I am proud to announce iFixit Answers, a collaborative repair community of people helping people make devices work longer. We are launching the private beta today, but we will be inviting more people throughout the testing period. To get an invite, add your name to our list (we’ll be sending out invites to people on the list as we have room) or, if you want to be bumped to the front of the list, write a teardown!

The world has a problem with rapidly consuming devices and tossing them aside, ignoring long-term environmental impact. With your help, we are going to change that. I’m confident that we can change our culture of ephemeral ownership.

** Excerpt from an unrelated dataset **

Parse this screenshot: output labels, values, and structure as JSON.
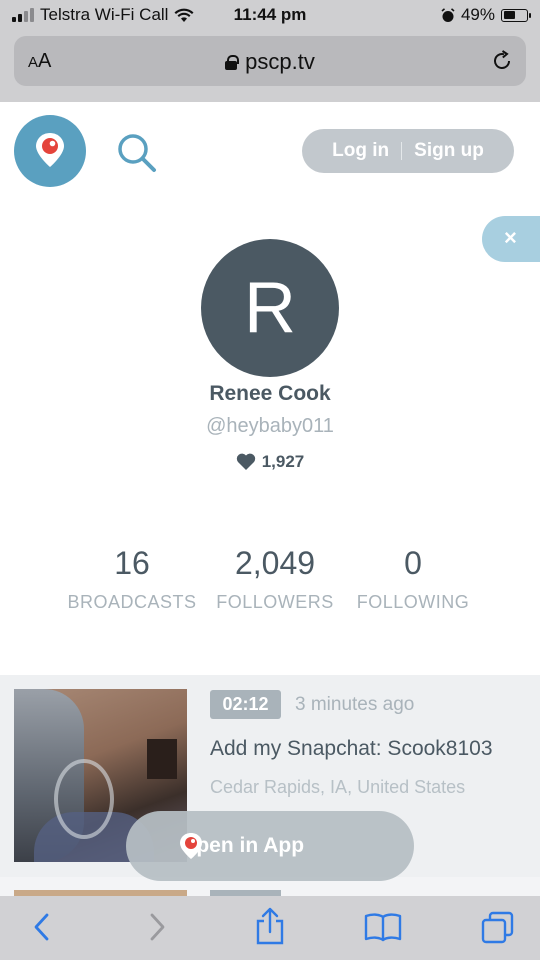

Removing the hard drive from the MacBook Pro Unibody 2009

iFixit has helped hundreds of thousands of people fix Apple hardware. Just last month we shared our repair knowledge with over a million people in 175 different countries. Our internet-scale troubleshooting and repair documentation has made electronics repair accessible to people all over the world. In this new and exciting time, you can leverage your knowledge about hardware to make a difference not just to people next door, but to communities halfway around the world.

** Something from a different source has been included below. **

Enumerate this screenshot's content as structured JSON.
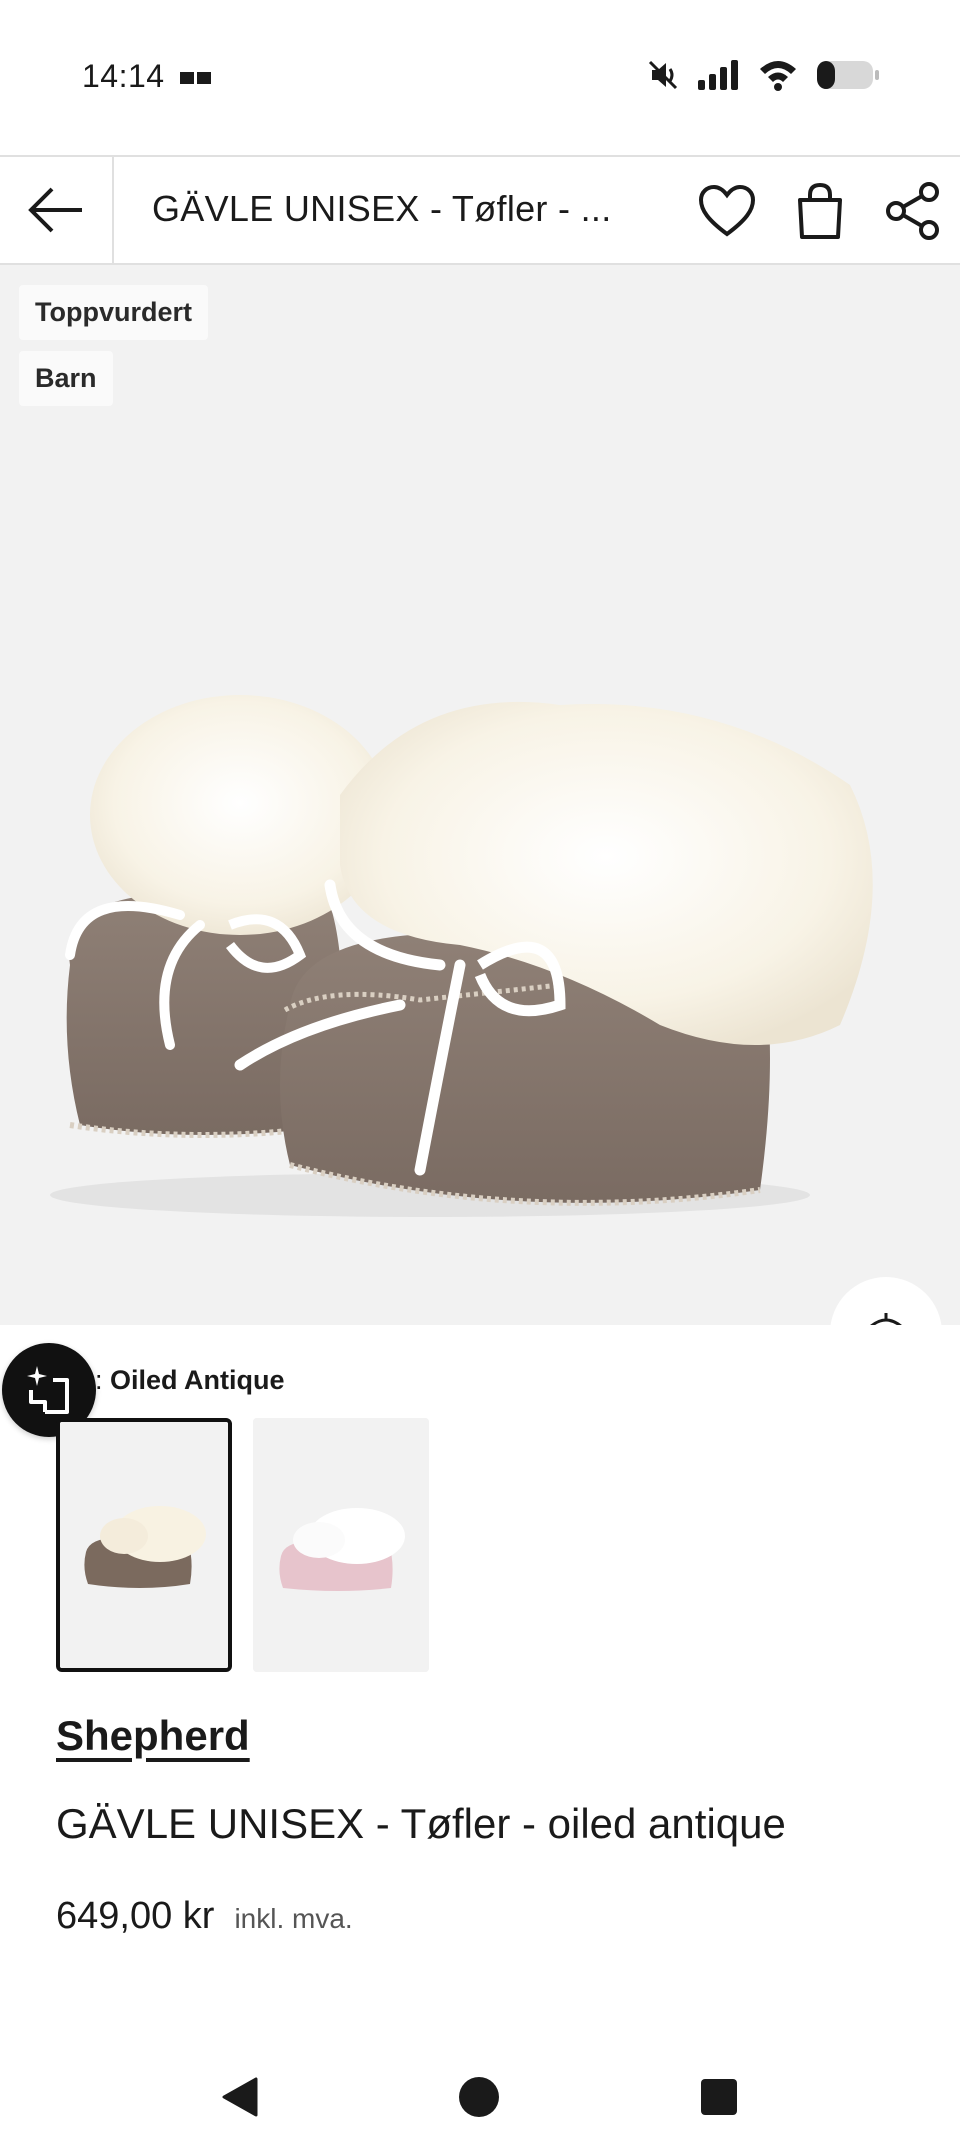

Answers is a natural progression from our successful forums. The community will have complete control over the content on Answers, and the system will be collaboratively managed by you, and other people like you. Every question and answer can be voted on by anyone and edited by members of the community.

As we were designing Answers, we had four guiding imperatives:

  1. It’s important that posts get more useful over time. It’s not uncommon for a traditional repair forum response to become the canonical source for an answer to a problem, only to get outdated and stagnant as technology changes.
  2. It’s important that we recognize expertise. It matters if the author of an answer is a professional technician, or has helped 200 people fix their problems.
  3. It’s important to make helping people fun. There’s a rush that comes from helping someone solve a tricky problem, being recognized by people for the research you put into a question before asking it, or testing your hardware diagnosis mettle against others.
  4. And most important, we need to close the feedback loop between the people answering questions and those asking them. Repairing things is uniquely tangible — when you use a solution proposed by someone, you know for a fact whether or not it worked. Finding out that the answer you gave someone actually fixed their problem is one of the greatest feelings in the world.